Think about how important this is in a school setting: if a youth with disabilities sees an educator with disabilities working in the school, it encourages the youth to know that having a successful education and career themselves is possible.
Make Accommodations for People with Disabilities
Providing an equal opportunity for individuals with disabilities to succeed in their education or career involves making accommodations, because especially as Maureen Finerty, PYD Movement Director, reminds us, “It’s important to be inclusive because the world is not just one set of people.”
These accommodations may be tangible or intangible and can consist of the following suggestions, according to the ADA.
Is your employee with disabilities unable to complete a specific task in their role due to their disability? An example of this may require the person to lift heavy objects when they are physically incapable of doing so. Have a conversation with your employee to understand what they are and aren’t able to do — and more importantly, knowing what they feel comfortable and uncomfortable doing — to create a role that best suits their strengths, capabilities, and comfort level.
Offer a Flexible Schedule
In addition to changing responsibilities, offering a flexible schedule can be a great option. This may include allowing your employee to work from home if that works better for their situation or scheduling them to come into your workplace to work shifts that fit within the timeframe that someone is available to bring them to and from work, if they are in need of someone to drive them.
Create a Physically Accessible Environment
Whether it’s a school or a workplace (or maybe even both!), having a physically accessible environment is important. Examples of this includes:
- Reserving parking
- Installing ramps, elevators, and power-operated doors
- Designing bathroom stalls for people with disabilities
- Writing signs in Braille
This is important to have in schools and companies not only for students and employees who have disabilities but also visitors and customers who have them, too.
Provide an Aide or Service
Professionals such as American Sign Language (ASL) interpreters, nurses, special education aides, and more may be required to work with the individual to guarantee their success in their education or career.
Adjust Materials and Softwares
Do you provide materials and softwares that your students and employees are able to read, use, and understand? It’s important to design materials and softwares that:
- Have alt text and image descriptions
- Avoid excess animation
- Can be accessed through a physical copy
- Allow for screen readers
- Provide an audio transcript
The ultimate goal is to provide materials and softwares that any individual will be able to interpret and use.

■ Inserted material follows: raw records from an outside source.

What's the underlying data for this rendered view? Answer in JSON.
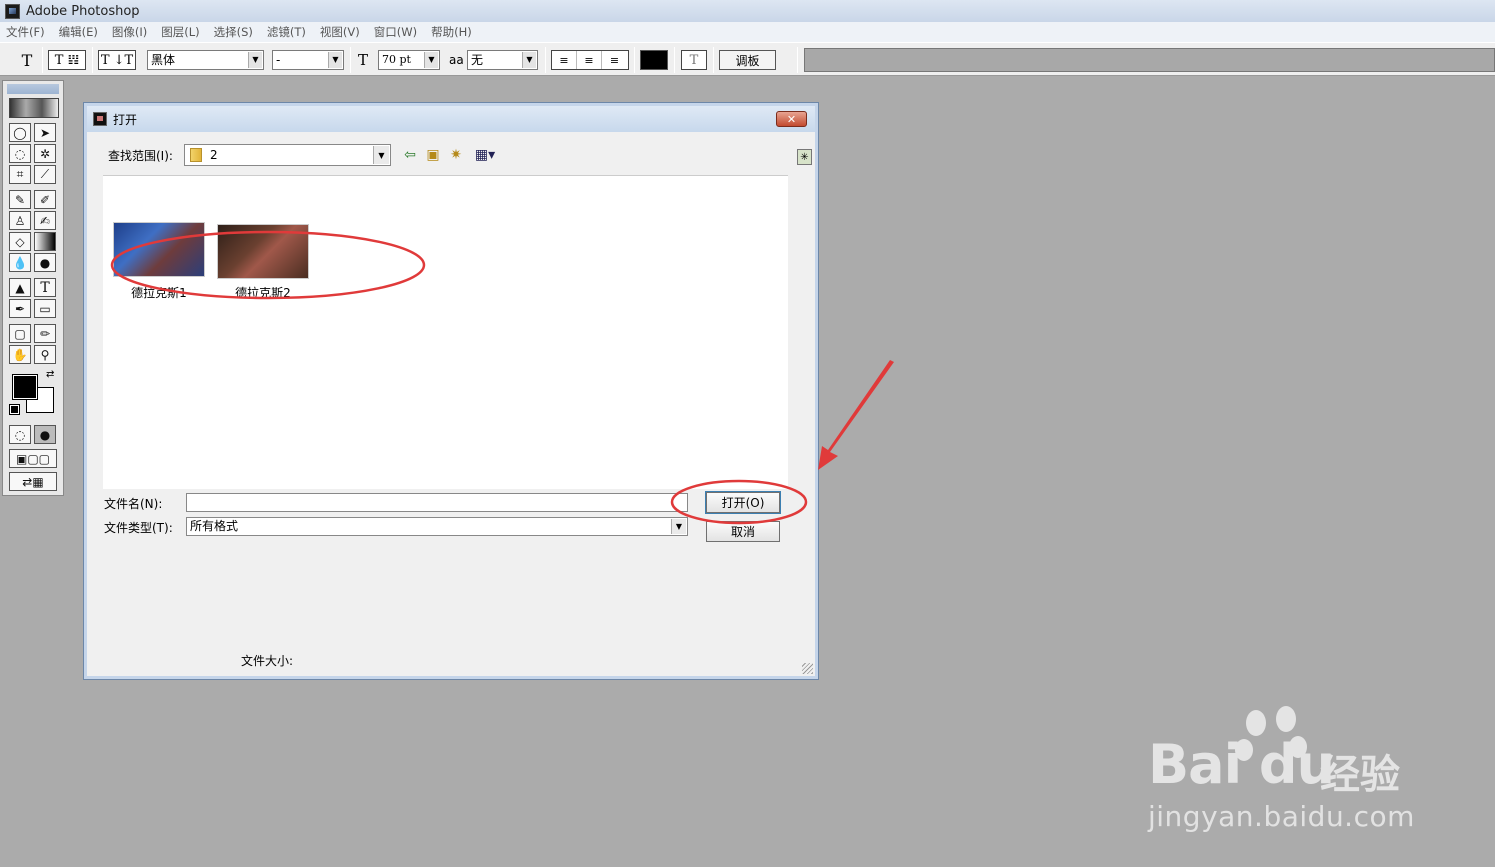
{
  "app": {
    "title": "Adobe Photoshop"
  },
  "menu": [
    "文件(F)",
    "编辑(E)",
    "图像(I)",
    "图层(L)",
    "选择(S)",
    "滤镜(T)",
    "视图(V)",
    "窗口(W)",
    "帮助(H)"
  ],
  "options_bar": {
    "type_tool": "T",
    "mode_btn_1": "T 𝍒",
    "orient_btn": "T ↓T",
    "font_family": "黑体",
    "font_style": "-",
    "size_icon": "T",
    "font_size": "70 pt",
    "aa_icon": "aa",
    "anti_alias": "无",
    "warp_icon": "T",
    "palettes_label": "调板",
    "text_color": "#000000"
  },
  "dialog": {
    "title": "打开",
    "close": "✕",
    "look_in_label": "查找范围(I):",
    "look_in_value": "2",
    "files": [
      {
        "name": "德拉克斯1"
      },
      {
        "name": "德拉克斯2"
      }
    ],
    "filename_label": "文件名(N):",
    "filename_value": "",
    "filetype_label": "文件类型(T):",
    "filetype_value": "所有格式",
    "open_button": "打开(O)",
    "cancel_button": "取消",
    "file_size_label": "文件大小:"
  },
  "annotation_color": "#e03a3a",
  "watermark": {
    "brand": "Bai du",
    "cn": "经验",
    "url": "jingyan.baidu.com"
  }
}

Leverage Trainings and Resources
There are a multitude of trainings and resources available that help you to become a more inclusive provider, employer, coworker, educator, and mentor. PYD alone offers eleven training sessions! From inclusive marketing to Universal Design for Learning (UDL) and everything in between, our training sessions offer several opportunities to increase the inclusivity in your school or workplace.
After going through our courses, Tina Weber, Voice Mentor Program Specialist in the Issaquah School District, said, “There are some lessons that have been so eye-opening, but I can say they have made me a better person in how I interact with people.”
Be Consistent with Your Efforts
Inclusion isn’t a one-and-done type of deal — it requires consistent, ongoing efforts and adjusting as situations and needs arise.
As Genelle Thomas, PYD’s Director of National Initiatives, informs us, “Inclusion isn’t just a great idea for the people with disabilities, it’s a great idea for all of us. It’s about creating a program, a community, a society that is proactive in its approach to include everybody. And when everybody is included, we really all win.”